For Brighton Festival 2012 he has created a block of slick, modern living pods in an indiscriminate warehouse a few roads on from B&Q in Shoreham. This is what he sees as the future for the rows of disused industrial relics along the South Coast.
Inside, in The Rest Is Silence, Sharps has more unfinished business: Shakepeare’s Hamlet. After “not getting hold of” the tragedy at Brighton Festival in 2001, he’s come at it again to find new angles in a play he calls elusive.

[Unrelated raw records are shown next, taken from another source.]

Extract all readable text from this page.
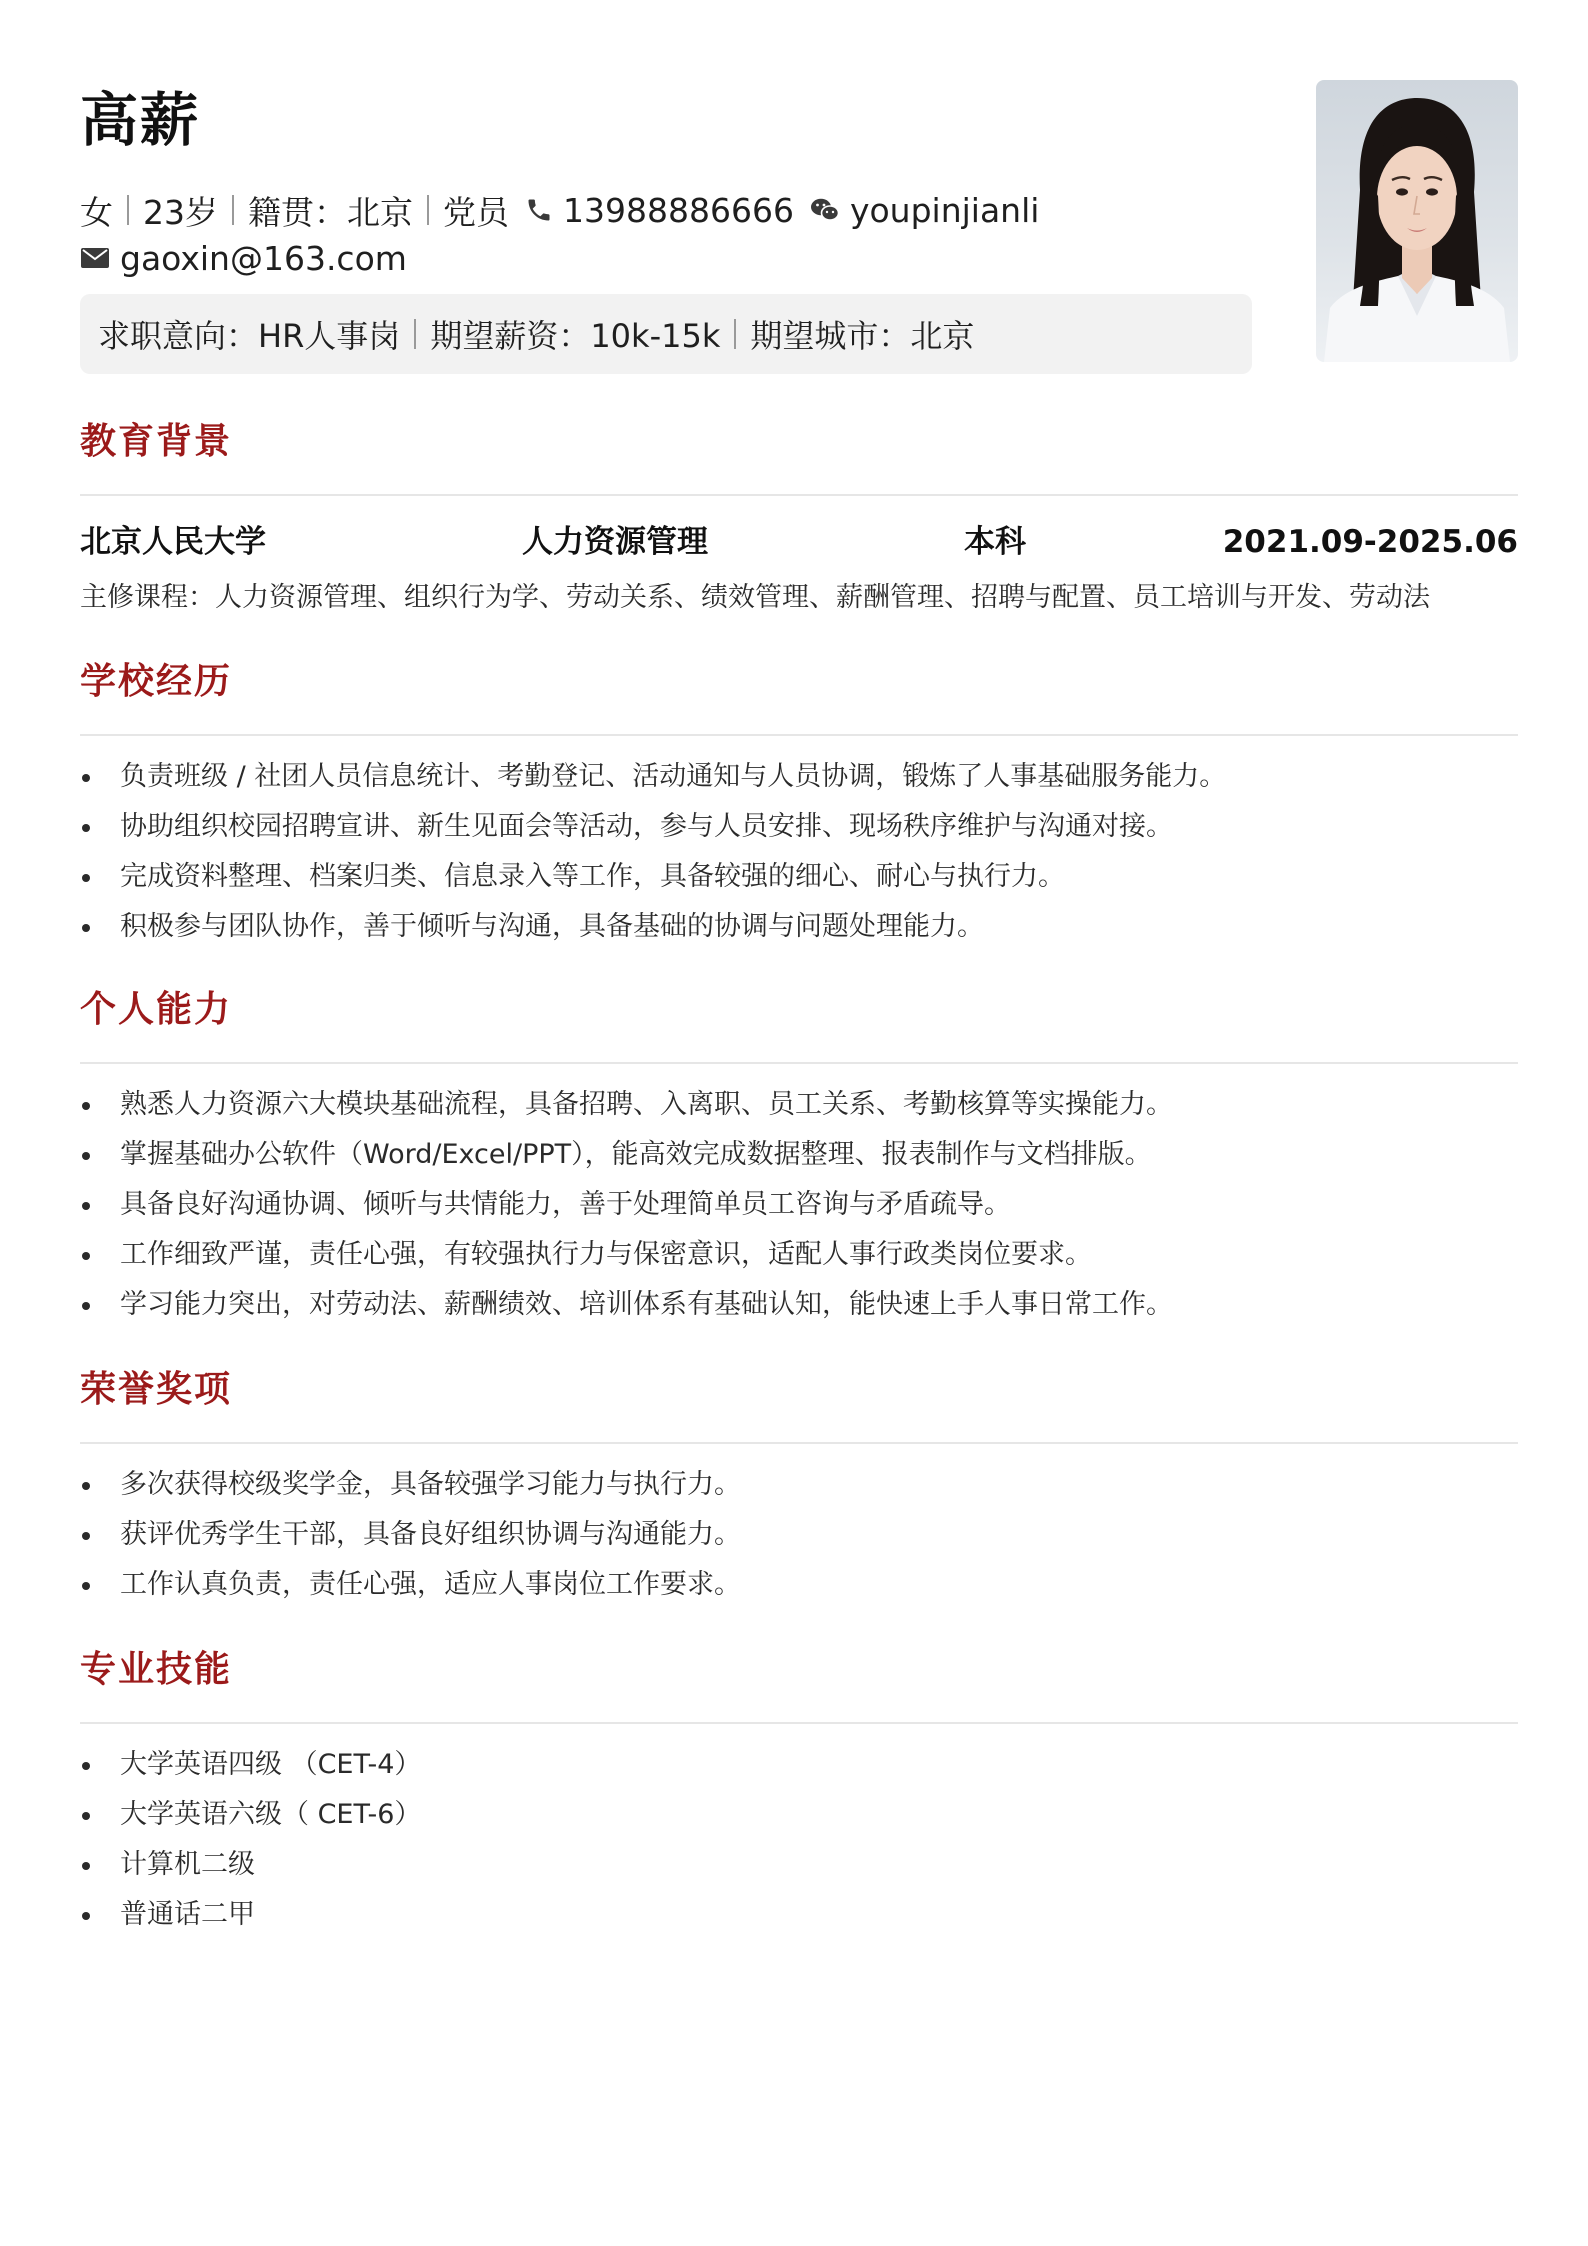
高薪
女 23岁 籍贯：北京 党员 13988886666 youpinjianli
gaoxin@163.com
求职意向：HR人事岗 期望薪资：10k-15k 期望城市：北京
教育背景
北京人民大学	人力资源管理	本科	2021.09-2025.06
主修课程：人力资源管理、组织行为学、劳动关系、绩效管理、薪酬管理、招聘与配置、员工培训与开发、劳动法
学校经历
负责班级 / 社团人员信息统计、考勤登记、活动通知与人员协调，锻炼了人事基础服务能力。
协助组织校园招聘宣讲、新生见面会等活动，参与人员安排、现场秩序维护与沟通对接。
完成资料整理、档案归类、信息录入等工作，具备较强的细心、耐心与执行力。
积极参与团队协作，善于倾听与沟通，具备基础的协调与问题处理能力。
个人能力
熟悉人力资源六大模块基础流程，具备招聘、入离职、员工关系、考勤核算等实操能力。
掌握基础办公软件（Word/Excel/PPT），能高效完成数据整理、报表制作与文档排版。
具备良好沟通协调、倾听与共情能力，善于处理简单员工咨询与矛盾疏导。
工作细致严谨，责任心强，有较强执行力与保密意识，适配人事行政类岗位要求。
学习能力突出，对劳动法、薪酬绩效、培训体系有基础认知，能快速上手人事日常工作。
荣誉奖项
多次获得校级奖学金，具备较强学习能力与执行力。
获评优秀学生干部，具备良好组织协调与沟通能力。
工作认真负责，责任心强，适应人事岗位工作要求。
专业技能
大学英语四级 （CET-4）
大学英语六级（ CET-6）
计算机二级
普通话二甲
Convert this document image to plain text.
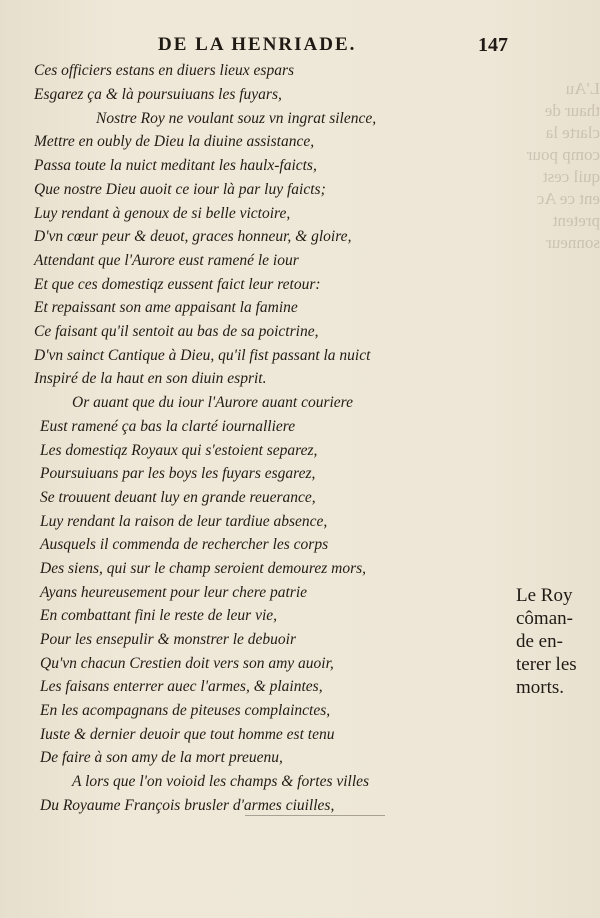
L'Au
thaur de
clarte la
comp pour
quil cest
ent ce Ac
pretent
sonneur
DE LA HENRIADE.	147
Ces officiers estans en diuers lieux espars
Esgarez ça & là poursuiuans les fuyars,
Nostre Roy ne voulant souz vn ingrat silence,
Mettre en oubly de Dieu la diuine assistance,
Passa toute la nuict meditant les haulx-faicts,
Que nostre Dieu auoit ce iour là par luy faicts;
Luy rendant à genoux de si belle victoire,
D'vn cœur peur & deuot, graces honneur, & gloire,
Attendant que l'Aurore eust ramené le iour
Et que ces domestiqz eussent faict leur retour:
Et repaissant son ame appaisant la famine
Ce faisant qu'il sentoit au bas de sa poictrine,
D'vn sainct Cantique à Dieu, qu'il fist passant la nuict
Inspiré de la haut en son diuin esprit.
Or auant que du iour l'Aurore auant couriere
Eust ramené ça bas la clarté iournalliere
Les domestiqz Royaux qui s'estoient separez,
Poursuiuans par les boys les fuyars esgarez,
Se trouuent deuant luy en grande reuerance,
Luy rendant la raison de leur tardiue absence,
Ausquels il commenda de rechercher les corps
Des siens, qui sur le champ seroient demourez mors,
Ayans heureusement pour leur chere patrie
En combattant fini le reste de leur vie,
Pour les ensepulir & monstrer le debuoir
Qu'vn chacun Crestien doit vers son amy auoir,
Les faisans enterrer auec l'armes, & plaintes,
En les acompagnans de piteuses complainctes,
Iuste & dernier deuoir que tout homme est tenu
De faire à son amy de la mort preuenu,
A lors que l'on voioid les champs & fortes villes
Du Royaume François brusler d'armes ciuilles,
Le Roy
côman-
de en-
terer les
morts.
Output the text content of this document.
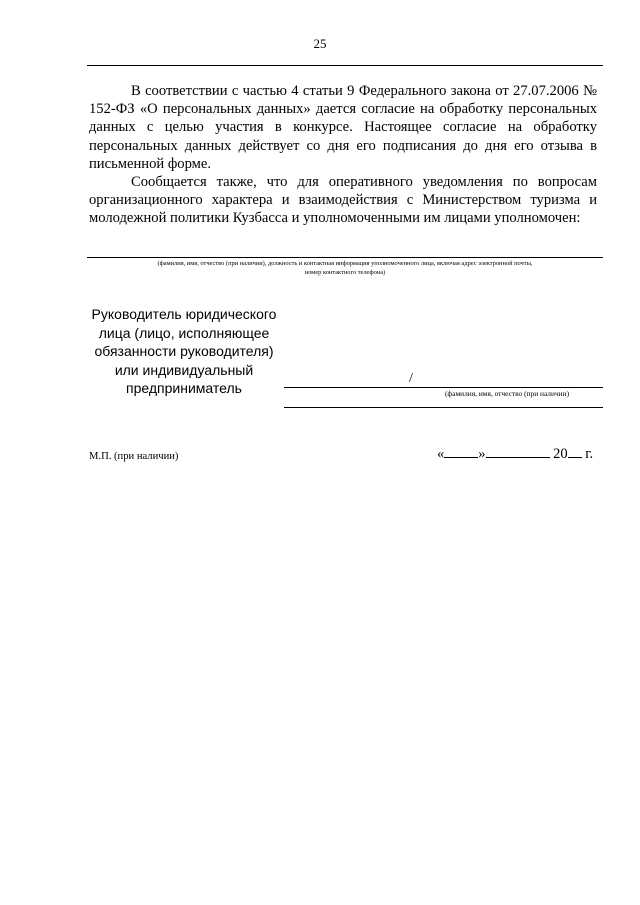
25

В соответствии с частью 4 статьи 9 Федерального закона от 27.07.2006 № 152-ФЗ «О персональных данных» дается согласие на обработку персональных данных с целью участия в конкурсе. Настоящее согласие на обработку персональных данных действует со дня его подписания до дня его отзыва в письменной форме.

Сообщается также, что для оперативного уведомления по вопросам организационного характера и взаимодействия с Министерством туризма и молодежной политики Кузбасса и уполномоченными им лицами уполномочен:

(фамилия, имя, отчество (при наличии), должность и контактная информация уполномоченного лица, включая адрес электронной почты,
номер контактного телефона)
Руководитель юридического
лица (лицо, исполняющее
обязанности руководителя)
или индивидуальный
предприниматель
/
(фамилия, имя, отчество (при наличии)
М.П. (при наличии)	« »	20 г.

We begin in the centre of a black box.
There are mirrors on the walls. When the lights flick on, the walls become transparent to reveal Claudius (Philip Edgerley) and Gertrude (Ruth Lass) dressed like contestants on The Apprentice.The setting is contemporary and they are preparing for a TV appearance to announce the death of the king.
Prince Hamlet (Edward Hogg), mad with rage and all in black, with the air of a troubled 21st-century teenager, sits next to them in despair.
We chase around the room from window to window, our eyes often on two or three scenes at once, like runners on the cutting room floor of a film.
The cast slides between office and bedroom, shower and studio. We see spying courtiers Rosencrantz and Guildenstern (Michael Bryher and Stewart Heffernan), lending an ear to Claudius, then later plotting, giggling like scheming hyenas, while action is played out elsewhere.
Film projections are beamed on to the roof. The script is pulled apart and pieced together using only Shakepeare’s words.
The king’s ghost speaks from the Gods and a filmic soundtrack ups the intensity.
All in all, it is enveloping. But there remains a nagging feeling you’re missing something; the scattered scenes can prove disorientating. That Hamlet and his entourage feel lost, bereft of moral codes in a world without direction, is surely no coincidence.